22.12.2025 Arzt-Kolumne

So entkommen Sie der Einsamkeitsspirale

von Andreas Hagemann
Einsamkeit betrifft Menschen jeden Alters und Geschlechts und kann zu ernsten gesundheitlichen Problemen führen. Die WHO bezeichnet sie als Pandemie des 21. Jahrhunderts. Doch es gibt Wege, diesem Gefühl entgegenzuwirken.
Dr. Andreas Hagemann
Dr. Andreas Hagemann ist Facharzt für Psychiatrie und Psychotherapie. Er ist Ärztlicher Direktor der Privatkliniken Eschweiler, Merbeck und Duisburg sowie Geschäftsführer der Hagemann Privatklinik Gruppe GmbH. Die Privatkliniken sind spezialisiert auf Angst- und Panikstörungen, chronische Schmerzen, Burnout und Depressionen. Fotoquelle: Roeher Parkklinik

„Ich fühle mich einsam und weiß nicht, wie ich das ändern kann. Gleichzeitig bemerke ich bei mir eine gewisse Reizbarkeit und ich schlafe schlecht“, erklärte mir eine ältere Patientin vor Kurzem im Erstgespräch. Fehlende oder nicht ausreichende soziale Kontakte können uns nicht nur unglücklich und unzufrieden machen, sondern wirken sich auch psychisch und physisch vielfach negativ aus. Dauert dieser Zustand längere Zeit an, so sind unter anderem Stoffwechsel- und Schlafstörungen, Müdigkeit, Nervosität und Reizbarkeit bis hin zur Depression mögliche Folgen.

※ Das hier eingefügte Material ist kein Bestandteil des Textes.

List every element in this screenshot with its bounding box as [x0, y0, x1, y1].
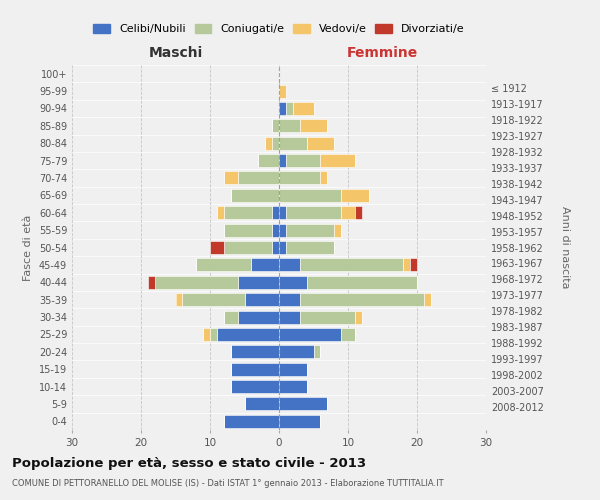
Bar: [307, 276, 417, 289]
Bar: [279, 310, 300, 324]
Bar: [279, 328, 341, 341]
Bar: [279, 154, 286, 167]
Bar: [238, 310, 279, 324]
Bar: [334, 224, 341, 236]
Bar: [279, 258, 300, 272]
Bar: [224, 415, 279, 428]
Bar: [279, 380, 307, 393]
Bar: [300, 258, 403, 272]
Bar: [279, 120, 300, 132]
Bar: [279, 84, 286, 98]
Bar: [286, 241, 334, 254]
Bar: [279, 102, 286, 115]
Bar: [341, 189, 369, 202]
Bar: [286, 102, 293, 115]
Bar: [155, 276, 238, 289]
Bar: [245, 398, 279, 410]
Bar: [196, 258, 251, 272]
Bar: [230, 346, 279, 358]
Bar: [410, 258, 417, 272]
Text: Popolazione per età, sesso e stato civile - 2013: Popolazione per età, sesso e stato civil…: [12, 458, 366, 470]
Bar: [300, 120, 328, 132]
Y-axis label: Anni di nascita: Anni di nascita: [560, 206, 571, 289]
Bar: [230, 189, 279, 202]
Bar: [279, 189, 341, 202]
Bar: [238, 172, 279, 184]
Bar: [424, 293, 431, 306]
Bar: [210, 328, 217, 341]
Bar: [286, 224, 334, 236]
Bar: [259, 154, 279, 167]
Bar: [217, 328, 279, 341]
Bar: [314, 346, 320, 358]
Bar: [148, 276, 155, 289]
Bar: [238, 276, 279, 289]
Bar: [230, 362, 279, 376]
Bar: [272, 120, 279, 132]
Bar: [286, 206, 341, 220]
Bar: [210, 241, 224, 254]
Bar: [341, 206, 355, 220]
Bar: [300, 293, 424, 306]
Bar: [224, 206, 272, 220]
Bar: [279, 206, 286, 220]
Bar: [341, 328, 355, 341]
Bar: [279, 224, 286, 236]
Bar: [286, 154, 320, 167]
Bar: [293, 102, 314, 115]
Bar: [355, 206, 362, 220]
Bar: [279, 293, 300, 306]
Bar: [279, 241, 286, 254]
Y-axis label: Fasce di età: Fasce di età: [23, 214, 33, 280]
Text: Femmine: Femmine: [347, 46, 418, 60]
Bar: [272, 206, 279, 220]
Bar: [320, 154, 355, 167]
Bar: [279, 136, 307, 149]
Bar: [272, 136, 279, 149]
Bar: [217, 206, 224, 220]
Bar: [224, 224, 272, 236]
Bar: [403, 258, 410, 272]
Bar: [279, 362, 307, 376]
Bar: [307, 136, 334, 149]
Text: COMUNE DI PETTORANELLO DEL MOLISE (IS) - Dati ISTAT 1° gennaio 2013 - Elaborazio: COMUNE DI PETTORANELLO DEL MOLISE (IS) -…: [12, 479, 443, 488]
Legend: Celibi/Nubili, Coniugati/e, Vedovi/e, Divorziati/e: Celibi/Nubili, Coniugati/e, Vedovi/e, Di…: [89, 20, 469, 39]
Bar: [224, 241, 272, 254]
Bar: [279, 415, 320, 428]
Bar: [182, 293, 245, 306]
Bar: [279, 398, 328, 410]
Bar: [300, 310, 355, 324]
Bar: [272, 224, 279, 236]
Bar: [279, 276, 307, 289]
Bar: [224, 172, 238, 184]
Bar: [279, 172, 320, 184]
Bar: [279, 346, 314, 358]
Bar: [203, 328, 210, 341]
Text: Maschi: Maschi: [148, 46, 203, 60]
Bar: [245, 293, 279, 306]
Bar: [272, 241, 279, 254]
Bar: [265, 136, 272, 149]
Bar: [224, 310, 238, 324]
Bar: [230, 380, 279, 393]
Bar: [251, 258, 279, 272]
Bar: [355, 310, 362, 324]
Bar: [320, 172, 328, 184]
Bar: [175, 293, 182, 306]
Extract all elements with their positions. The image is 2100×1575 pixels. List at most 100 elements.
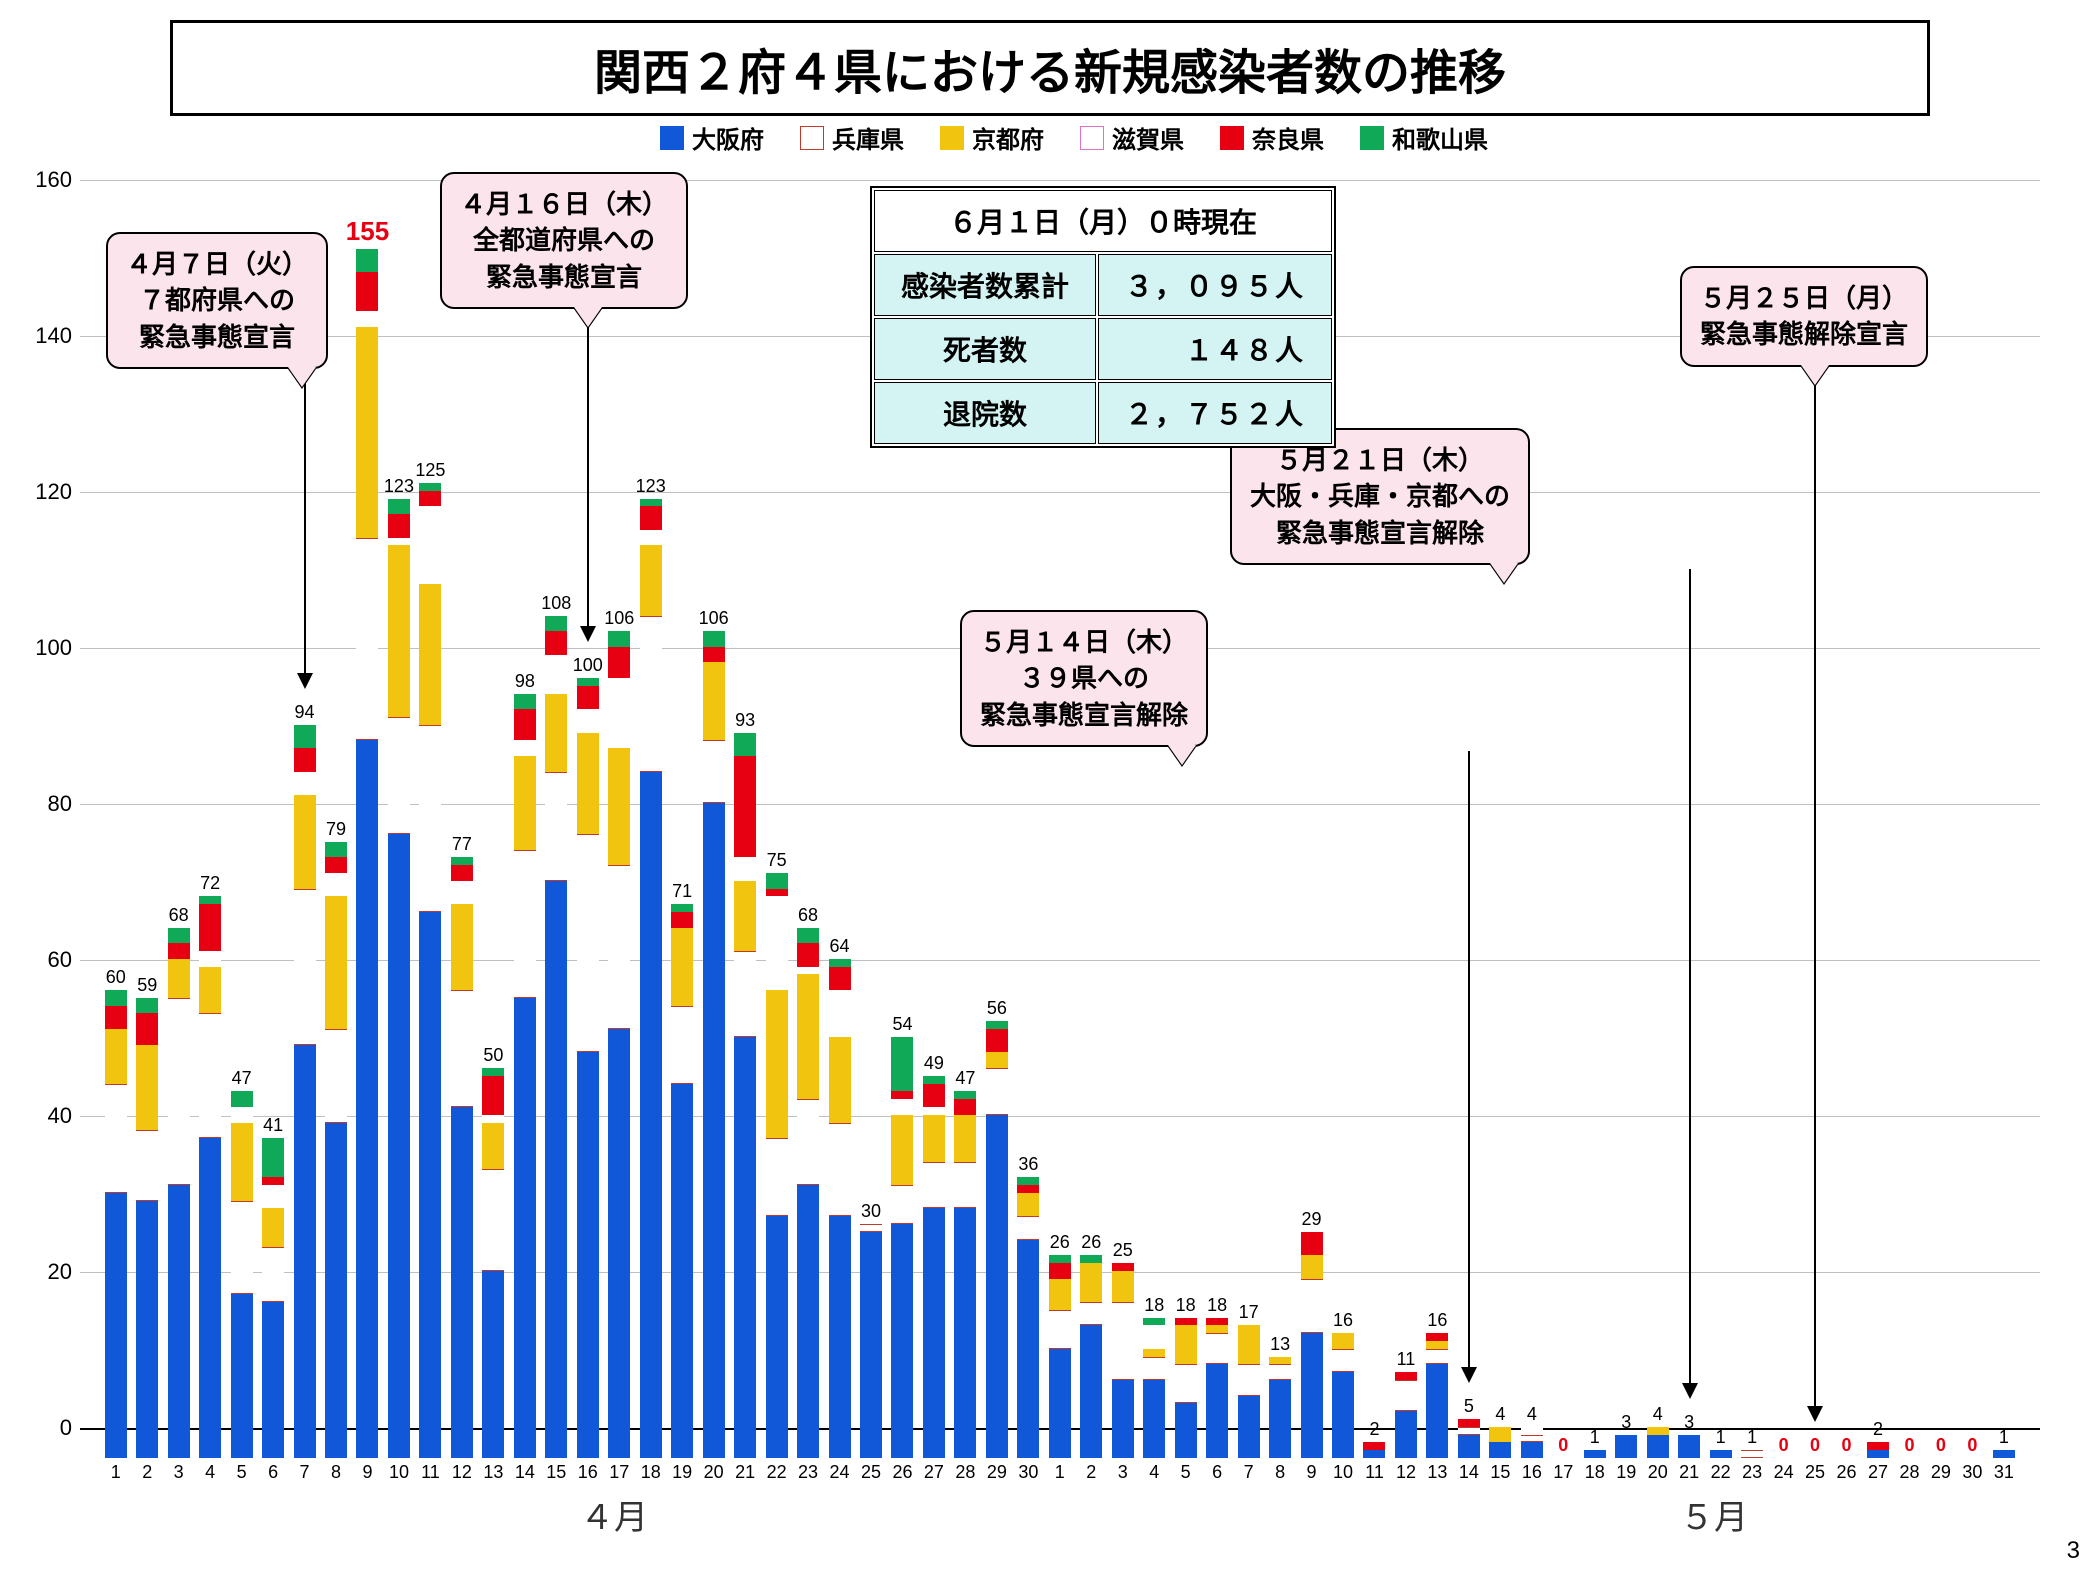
callout-c3: ５月１４日（木）３９県への緊急事態宣言解除 xyxy=(960,610,1208,747)
bar-total-label: 49 xyxy=(924,1053,944,1074)
bar-segment-kyoto xyxy=(671,928,693,1006)
bar-segment-hyogo xyxy=(986,1068,1008,1115)
callout-arrow-head xyxy=(580,626,596,642)
bar-segment-nara xyxy=(1363,1442,1385,1450)
table-header: ６月１日（月）０時現在 xyxy=(874,190,1332,252)
x-tick-label: 27 xyxy=(924,1462,944,1483)
bar-segment-osaka xyxy=(640,772,662,1458)
bar-column: 138 xyxy=(1264,1357,1295,1458)
bar-segment-shiga xyxy=(734,857,756,880)
callout-tail xyxy=(1801,365,1829,385)
bar-column: 319 xyxy=(1611,1435,1642,1458)
legend-label: 京都府 xyxy=(972,120,1044,155)
bar-segment-kyoto xyxy=(923,1115,945,1162)
bar-segment-osaka xyxy=(703,803,725,1458)
y-tick-label: 160 xyxy=(35,167,80,193)
bar-total-label: 94 xyxy=(295,702,315,723)
bar-segment-shiga xyxy=(356,311,378,327)
bar-total-label: 26 xyxy=(1050,1232,1070,1253)
bar-segment-osaka xyxy=(356,740,378,1458)
bar-stack xyxy=(1332,1333,1354,1458)
bar-segment-osaka xyxy=(1521,1442,1543,1458)
x-tick-label: 20 xyxy=(1648,1462,1668,1483)
bar-segment-osaka xyxy=(294,1045,316,1458)
bar-segment-nara xyxy=(136,1013,158,1044)
bar-segment-wakayama xyxy=(891,1037,913,1092)
bar-column: 253 xyxy=(1107,1263,1138,1458)
bar-stack xyxy=(577,678,599,1458)
bar-segment-hyogo xyxy=(1049,1310,1071,1349)
table-row-value: ２，７５２人 xyxy=(1098,382,1332,444)
bar-segment-shiga xyxy=(797,967,819,975)
bar-segment-shiga xyxy=(608,678,630,748)
bar-column: 5013 xyxy=(478,1068,509,1458)
x-tick-label: 11 xyxy=(1365,1462,1384,1483)
bar-segment-kyoto xyxy=(231,1123,253,1201)
bar-segment-nara xyxy=(608,647,630,678)
bar-segment-osaka xyxy=(262,1302,284,1458)
x-tick-label: 30 xyxy=(1018,1462,1038,1483)
bar-column: 10620 xyxy=(698,631,729,1458)
bar-stack xyxy=(766,873,788,1458)
bar-total-label: 18 xyxy=(1144,1295,1164,1316)
x-tick-label: 17 xyxy=(1553,1462,1573,1483)
callout-line: ５月２５日（月） xyxy=(1700,280,1908,316)
bar-segment-shiga xyxy=(891,1099,913,1115)
bar-total-label: 47 xyxy=(232,1068,252,1089)
y-tick-label: 100 xyxy=(35,635,80,661)
bar-segment-osaka xyxy=(1458,1435,1480,1458)
bar-total-label: 68 xyxy=(169,905,189,926)
bar-segment-wakayama xyxy=(954,1091,976,1099)
callout-line: 緊急事態宣言解除 xyxy=(1250,515,1510,551)
callout-line: ５月１４日（木） xyxy=(980,624,1188,660)
bar-segment-nara xyxy=(829,967,851,990)
x-tick-label: 26 xyxy=(892,1462,912,1483)
bar-column: 6823 xyxy=(792,928,823,1458)
bar-total-label: 41 xyxy=(263,1115,283,1136)
bar-total-label: 155 xyxy=(346,216,389,247)
bar-segment-osaka xyxy=(577,1052,599,1458)
table-row-label: 死者数 xyxy=(874,318,1096,380)
callout-c1: ４月７日（火）７都府県への緊急事態宣言 xyxy=(106,232,328,369)
bar-segment-osaka xyxy=(168,1185,190,1458)
bar-total-label: 1 xyxy=(1590,1427,1600,1448)
x-tick-label: 25 xyxy=(861,1462,881,1483)
bar-total-label: 79 xyxy=(326,819,346,840)
bar-column: 227 xyxy=(1862,1442,1893,1458)
bar-column: 12310 xyxy=(383,499,414,1458)
bar-segment-kyoto xyxy=(262,1208,284,1247)
bar-stack xyxy=(923,1076,945,1458)
bar-stack xyxy=(829,959,851,1458)
bar-segment-osaka xyxy=(1238,1396,1260,1458)
bar-column: 7522 xyxy=(761,873,792,1458)
bar-segment-kyoto xyxy=(1647,1427,1669,1435)
bar-segment-hyogo xyxy=(514,850,536,998)
bar-stack xyxy=(860,1224,882,1458)
bar-segment-hyogo xyxy=(954,1162,976,1209)
bar-total-label: 100 xyxy=(573,655,603,676)
bar-segment-osaka xyxy=(451,1107,473,1458)
bar-total-label: 18 xyxy=(1207,1295,1227,1316)
x-tick-label: 6 xyxy=(1212,1462,1222,1483)
callout-tail xyxy=(288,367,316,387)
bar-total-label: 2 xyxy=(1369,1419,1379,1440)
y-tick-label: 140 xyxy=(35,323,80,349)
bar-segment-nara xyxy=(545,631,567,654)
bar-segment-nara xyxy=(797,943,819,966)
bar-segment-hyogo xyxy=(640,616,662,772)
bar-total-label: 68 xyxy=(798,905,818,926)
x-tick-label: 2 xyxy=(1086,1462,1096,1483)
bar-segment-hyogo xyxy=(168,998,190,1185)
bar-total-label: 0 xyxy=(1967,1435,1977,1456)
bar-segment-hyogo xyxy=(1080,1302,1102,1325)
bar-segment-kyoto xyxy=(451,904,473,990)
bar-column: 184 xyxy=(1138,1318,1169,1458)
bar-column: 6424 xyxy=(824,959,855,1458)
x-tick-label: 22 xyxy=(1711,1462,1731,1483)
bar-segment-osaka xyxy=(1584,1450,1606,1458)
bar-segment-nara xyxy=(1301,1232,1323,1255)
bar-total-label: 1 xyxy=(1999,1427,2009,1448)
bar-stack xyxy=(797,928,819,1458)
bar-segment-osaka xyxy=(1269,1380,1291,1458)
bar-column: 262 xyxy=(1076,1255,1107,1458)
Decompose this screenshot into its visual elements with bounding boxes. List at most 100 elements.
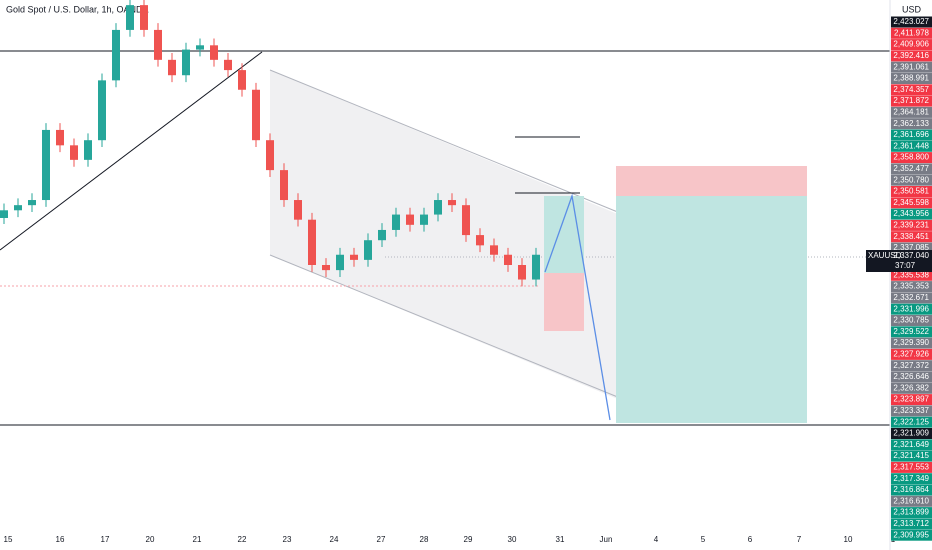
candle-body [56, 129, 64, 146]
x-label: 24 [330, 535, 339, 544]
price-label: 2,327.926 [893, 350, 929, 359]
price-tag [891, 348, 932, 360]
price-label: 2,339.231 [893, 221, 929, 230]
candle-body [224, 59, 232, 71]
x-label: 21 [193, 535, 202, 544]
x-label: 20 [146, 535, 155, 544]
x-label: 5 [701, 535, 706, 544]
price-tag [891, 39, 932, 51]
price-label: 2,321.415 [893, 451, 929, 460]
price-tag [891, 50, 932, 62]
candle-body [14, 205, 22, 211]
price-tag [891, 382, 932, 394]
x-label: 7 [797, 535, 802, 544]
price-label: 2,327.372 [893, 361, 929, 370]
price-label: 2,361.696 [893, 130, 929, 139]
price-label: 2,423.027 [893, 17, 929, 26]
title: Gold Spot / U.S. Dollar, 1h, OANDA [6, 4, 149, 14]
price-tag [891, 208, 932, 220]
price-tag [891, 16, 932, 28]
candle-body [182, 49, 190, 76]
candle-body [84, 140, 92, 160]
price-tag [891, 461, 932, 473]
price-tag [891, 518, 932, 530]
price-tag [891, 152, 932, 164]
current-tag [866, 250, 932, 272]
price-tag [891, 394, 932, 406]
candle-body [476, 235, 484, 246]
candle-body [238, 70, 246, 90]
candle-body [378, 229, 386, 241]
price-label: 2,358.800 [893, 153, 929, 162]
price-label: 2,322.125 [893, 417, 929, 426]
candle-body [112, 29, 120, 81]
price-tag [891, 315, 932, 326]
candle-body [196, 45, 204, 50]
candle-body [70, 145, 78, 160]
x-label: 17 [101, 535, 110, 544]
price-tag [891, 529, 932, 541]
price-label: 2,392.416 [893, 51, 929, 60]
x-label: 16 [56, 535, 65, 544]
price-tag [891, 507, 932, 519]
candle-body [266, 140, 274, 171]
currency[interactable]: USD [902, 4, 922, 14]
price-label: 2,338.451 [893, 232, 929, 241]
price-tag [891, 326, 932, 338]
price-tag [891, 61, 932, 73]
candle-body [490, 245, 498, 255]
candle-body [0, 210, 8, 218]
price-label: 2,317.349 [893, 474, 929, 483]
price-label: 2,335.353 [893, 282, 929, 291]
price-label: 2,313.712 [893, 519, 929, 528]
price-label: 2,313.899 [893, 508, 929, 517]
x-label: 22 [238, 535, 247, 544]
price-label: 2,323.897 [893, 395, 929, 404]
price-tag [891, 219, 932, 231]
price-label: 2,326.646 [893, 372, 929, 381]
x-label: 28 [420, 535, 429, 544]
price-label: 2,343.956 [893, 209, 929, 218]
price-label: 2,374.357 [893, 85, 929, 94]
candle-body [448, 200, 456, 206]
candle-body [420, 214, 428, 225]
price-tag [891, 129, 932, 141]
price-tag [891, 292, 932, 304]
price-tag [891, 106, 932, 118]
x-label: 27 [377, 535, 386, 544]
candle-body [364, 240, 372, 260]
price-tag [891, 484, 932, 496]
price-label: 2,330.785 [893, 316, 929, 325]
candle-body [280, 170, 288, 201]
candle-body [518, 265, 526, 280]
price-label: 2,329.522 [893, 327, 929, 336]
price-tag [891, 450, 932, 462]
price-tag [891, 163, 932, 175]
price-label: 2,345.598 [893, 198, 929, 207]
candle-body [210, 45, 218, 60]
x-label: 31 [556, 535, 565, 544]
candle-body [126, 5, 134, 30]
price-tag [891, 303, 932, 315]
price-label: 2,361.448 [893, 141, 929, 150]
candle-body [336, 254, 344, 271]
price-tag [891, 186, 932, 197]
candle-body [140, 5, 148, 30]
candle-body [504, 254, 512, 265]
price-tag [891, 495, 932, 507]
price-tag [891, 140, 932, 152]
price-label: 2,335.538 [893, 270, 929, 279]
price-label: 2,321.909 [893, 429, 929, 438]
price-tag [891, 242, 932, 254]
candle-body [168, 59, 176, 76]
x-label: 29 [464, 535, 473, 544]
price-label: 2,362.133 [893, 119, 929, 128]
price-label: 2,326.382 [893, 383, 929, 392]
candle-body [308, 219, 316, 265]
price-tag [891, 416, 932, 428]
price-tag [891, 197, 932, 209]
price-label: 2,391.061 [893, 62, 929, 71]
price-label: 2,329.390 [893, 338, 929, 347]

Einsamkeit ist keine Frage des Alters oder des Geschlechts. Jeder kann grundsätzlich davon betroffen sein. Nicht ohne Grund bezeichnet die Weltgesundheitsorganisation WHO Einsamkeit inzwischen als Pandemie des 21. Jahrhunderts. Wichtig ist es, sich einzugestehen, dass man einsam ist und sich auch so fühlt: Kenne ich das Problem, so kann ich dem gezielt entgegenwirken – beispielsweise durch vermehrte Treffen mit Familie, Freunden oder Kollegen. Wichtig dabei: Achten Sie bitte darauf, dass Sie sich mit Menschen umgeben, die Ihnen wirklich guttun und nicht durch ihr negatives Verhalten das Gegenteil bewirken. Entscheidend für das Gefühl der Einsamkeit ist die Qualität sozialer Beziehungen und nicht die Quantität. Gute Kontaktmöglichkeiten bieten Gesangs- oder insbesondere Sport-Vereine. Denn bei vielen psychischen Beschwerden helfen körperliche Bewegung oder gemeinsame Aktivitäten nachweislich. So war es auch bei der erwähnten Patientin, die nach einigen Therapiesitzungen und langem Zögern in einen Chor und einen Wanderclub eintrat – und hier nach eigenem Bekunden schließlich wieder sozialen Anschluss und Lebensfreude fand.

Klappt es nicht mit persönlichen Kontakten, so sind Telefonate oder Video-Konferenzen immer noch besser als gar kein Kontakt. Übrigens ist oft auch schon der kurze oberflächliche Plausch mit dem Nachbarn oder dem Briefträger hilfreich, um auf andere Gedanken zu kommen. Darüber hinaus können auch Haustiere, in erster Linie Hunde, gesellige Partner sein.

Ein erhöhtes Risiko, unter sozialer Isolation zu leiden und davon regelrecht krank zu werden, haben Menschen, die allein leben, insbesondere, wenn diese Lebensform nicht bewusst gewählt wurde. Steckt dahinter jedoch die klare Entscheidung gegen eine feste Beziehung oder Lebenspartnerschaft, so bedeutet ein Single-Haushalt nicht zwangsläufig Einsamkeit. Vor allem enge Freundschaften können der Einsamkeit in diesem Fall entgegenwirken.

Ist mit dem Alleinleben jedoch eine soziale Isolierung verbunden, so sind negative Auswirkungen sehr häufig.